La metteuse en scène italienne Emma Dante clôt sa trilogie dédiée aux contes de Giambattista Basile (1583-1632) au Théâtre national de la Colline. Une version chic, esthétique, gastronomique et néanmoins tragique de cette fable du roi Midas, qui s’hybride avec une poule… Une vanité qui tombe à pic.
Après La Scortecata et Pupo di zucchero, la Colline propose au public parisien de voir la trilogie Basile d’Emma Dante, avec un conte court et cruel que la metteuse en scène venue du sud de l’Italie, ancre très profondément dans les corps.

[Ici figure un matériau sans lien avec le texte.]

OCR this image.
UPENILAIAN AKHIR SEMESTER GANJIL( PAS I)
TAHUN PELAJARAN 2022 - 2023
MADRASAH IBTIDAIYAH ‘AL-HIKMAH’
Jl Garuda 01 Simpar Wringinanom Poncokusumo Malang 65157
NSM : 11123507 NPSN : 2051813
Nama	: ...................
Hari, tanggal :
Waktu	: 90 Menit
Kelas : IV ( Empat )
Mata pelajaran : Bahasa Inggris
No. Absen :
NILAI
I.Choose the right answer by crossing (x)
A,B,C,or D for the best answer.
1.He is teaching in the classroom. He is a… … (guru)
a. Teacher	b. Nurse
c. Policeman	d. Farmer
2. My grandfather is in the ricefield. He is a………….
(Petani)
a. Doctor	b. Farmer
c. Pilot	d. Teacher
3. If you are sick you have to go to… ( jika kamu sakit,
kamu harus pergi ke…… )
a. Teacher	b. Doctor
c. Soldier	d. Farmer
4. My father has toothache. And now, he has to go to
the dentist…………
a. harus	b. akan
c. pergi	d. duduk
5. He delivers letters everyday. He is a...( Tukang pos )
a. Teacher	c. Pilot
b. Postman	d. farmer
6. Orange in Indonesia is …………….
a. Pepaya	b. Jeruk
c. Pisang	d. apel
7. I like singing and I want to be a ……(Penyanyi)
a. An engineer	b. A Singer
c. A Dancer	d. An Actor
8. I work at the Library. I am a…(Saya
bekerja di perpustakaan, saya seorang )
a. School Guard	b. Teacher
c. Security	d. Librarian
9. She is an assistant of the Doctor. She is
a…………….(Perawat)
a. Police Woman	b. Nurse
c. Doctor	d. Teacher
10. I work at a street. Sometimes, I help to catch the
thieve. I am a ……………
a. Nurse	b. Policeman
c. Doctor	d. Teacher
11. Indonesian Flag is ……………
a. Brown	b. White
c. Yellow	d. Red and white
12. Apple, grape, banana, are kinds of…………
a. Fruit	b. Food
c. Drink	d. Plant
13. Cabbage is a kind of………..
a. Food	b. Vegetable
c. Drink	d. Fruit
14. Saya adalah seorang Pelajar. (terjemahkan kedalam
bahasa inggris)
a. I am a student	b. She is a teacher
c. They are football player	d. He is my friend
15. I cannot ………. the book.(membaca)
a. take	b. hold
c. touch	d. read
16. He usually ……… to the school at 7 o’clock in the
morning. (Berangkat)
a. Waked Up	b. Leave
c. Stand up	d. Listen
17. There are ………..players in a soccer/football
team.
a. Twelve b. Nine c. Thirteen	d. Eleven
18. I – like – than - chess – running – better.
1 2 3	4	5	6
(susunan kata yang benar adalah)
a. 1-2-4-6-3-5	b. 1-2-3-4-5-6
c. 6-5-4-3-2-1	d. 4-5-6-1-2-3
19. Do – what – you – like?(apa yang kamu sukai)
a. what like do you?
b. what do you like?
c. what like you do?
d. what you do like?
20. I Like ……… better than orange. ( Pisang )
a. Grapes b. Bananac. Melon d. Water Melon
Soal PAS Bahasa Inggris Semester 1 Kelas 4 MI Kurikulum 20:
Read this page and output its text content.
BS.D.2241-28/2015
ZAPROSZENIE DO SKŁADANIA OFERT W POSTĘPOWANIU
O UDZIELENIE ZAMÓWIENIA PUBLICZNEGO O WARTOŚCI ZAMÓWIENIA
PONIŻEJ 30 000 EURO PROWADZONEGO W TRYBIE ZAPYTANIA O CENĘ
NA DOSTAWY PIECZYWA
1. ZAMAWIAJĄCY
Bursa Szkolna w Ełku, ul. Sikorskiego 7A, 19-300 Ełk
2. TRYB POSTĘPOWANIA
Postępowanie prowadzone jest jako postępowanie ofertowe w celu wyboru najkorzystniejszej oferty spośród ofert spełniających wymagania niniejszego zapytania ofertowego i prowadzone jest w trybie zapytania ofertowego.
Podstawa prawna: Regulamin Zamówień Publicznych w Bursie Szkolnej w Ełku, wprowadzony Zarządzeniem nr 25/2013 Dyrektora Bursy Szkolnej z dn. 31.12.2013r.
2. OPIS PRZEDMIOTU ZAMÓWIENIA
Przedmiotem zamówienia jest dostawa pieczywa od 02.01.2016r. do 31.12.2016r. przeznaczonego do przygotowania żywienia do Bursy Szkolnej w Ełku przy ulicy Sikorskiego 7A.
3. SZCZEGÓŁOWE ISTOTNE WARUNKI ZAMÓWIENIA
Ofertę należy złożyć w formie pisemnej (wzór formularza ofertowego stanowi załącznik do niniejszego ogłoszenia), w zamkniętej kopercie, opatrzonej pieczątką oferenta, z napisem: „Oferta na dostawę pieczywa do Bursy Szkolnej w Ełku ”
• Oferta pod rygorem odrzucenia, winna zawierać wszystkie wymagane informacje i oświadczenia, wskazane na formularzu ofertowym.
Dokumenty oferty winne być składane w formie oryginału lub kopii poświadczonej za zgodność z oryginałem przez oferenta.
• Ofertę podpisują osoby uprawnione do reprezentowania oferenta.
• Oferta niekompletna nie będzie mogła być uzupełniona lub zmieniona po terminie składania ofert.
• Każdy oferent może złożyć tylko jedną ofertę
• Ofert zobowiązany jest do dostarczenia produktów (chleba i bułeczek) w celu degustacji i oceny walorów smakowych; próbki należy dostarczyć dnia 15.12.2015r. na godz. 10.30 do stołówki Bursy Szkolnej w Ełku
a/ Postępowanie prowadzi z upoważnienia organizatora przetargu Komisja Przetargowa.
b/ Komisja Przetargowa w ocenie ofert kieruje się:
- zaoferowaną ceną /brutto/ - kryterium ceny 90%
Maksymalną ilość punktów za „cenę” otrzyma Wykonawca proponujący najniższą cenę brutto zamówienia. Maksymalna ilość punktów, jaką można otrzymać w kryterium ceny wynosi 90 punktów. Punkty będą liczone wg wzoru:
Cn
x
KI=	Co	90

Corps et visage sont pourtant dissimulés dans la première image de ce spectacle. En fait, tout commence par un seul corps : celui d’une société organique monstrueuse cachée dans des robes noires et portant des masques de poule. Voici, d’ores et déjà bien éclairée, la tragédie de la condition humaine. Les corps se séparent et l’intrigue peut commencer avec le tracé d’un seul petit jupon, mordoré et noir, qui gigote sur la scène. À grand renfort d’encouragements en napolitain chatoyant, deux serviteurs en sortent le malheureux roi, interprété par l’extraordinaire Carmine Maringola.
Fêtard invétéré, ce dernier a vu son destin basculer le jour où, après la chasse, il s’est soulagé sur le bas-côté de la route et essuyé avec les plumes soyeuses d’une poule qu’il pensait morte. Cette dernière s’est accrochée à son postérieur jusqu’à habiter dans son ventre et transformer en œuf d’or toute nourriture prise par le monarque. La pièce commence alors que ce dernier entame son 13e jour de jeûne pour essayer de tuer la poule en lui. Incapable de rien faire, ni s’allonger, ni s’asseoir et encore moins régner, il subit la fausse sollicitude de ses proches et sa cour goulue en attente de la ponte des œufs d’or. Le « roi Charles III d’Anjou, roi de Sicile et de Naples, prince de Giugliano, comte d’Orléans et de Marans, vicomte d’Avignon et de Forcalquier, mais aussi de Scampia, prince de Portici Bellavista, roi d’Albanie, prince de Valence et roi titulaire de Constantinople » n’est plus que l’ombre de lui-même.
Variant divinement sur le thème de la ronde pour faire virevolter les corps autour de celui perclus du héros du roi, Emma Dante imagine plusieurs cercles de l’enfer autour de son malheureux personnage. Du ventre nu qui se gonfle aux tiares scintillantes, de beaux airs baroques rythment la fable en suite de tableaux précieux. Les tables de salle à manger se transforment en prie-Dieu et les festins à trois plats laissent place aux linceuls dans une esthétique absolue. Contrastant avec la vitalité des corps, la lenteur caractérise la cruauté de la mise en scène pour mieux nous embarquer dans une tragédie. La vanité immuable : l’homme est une poule pour l’homme (ou le contraire).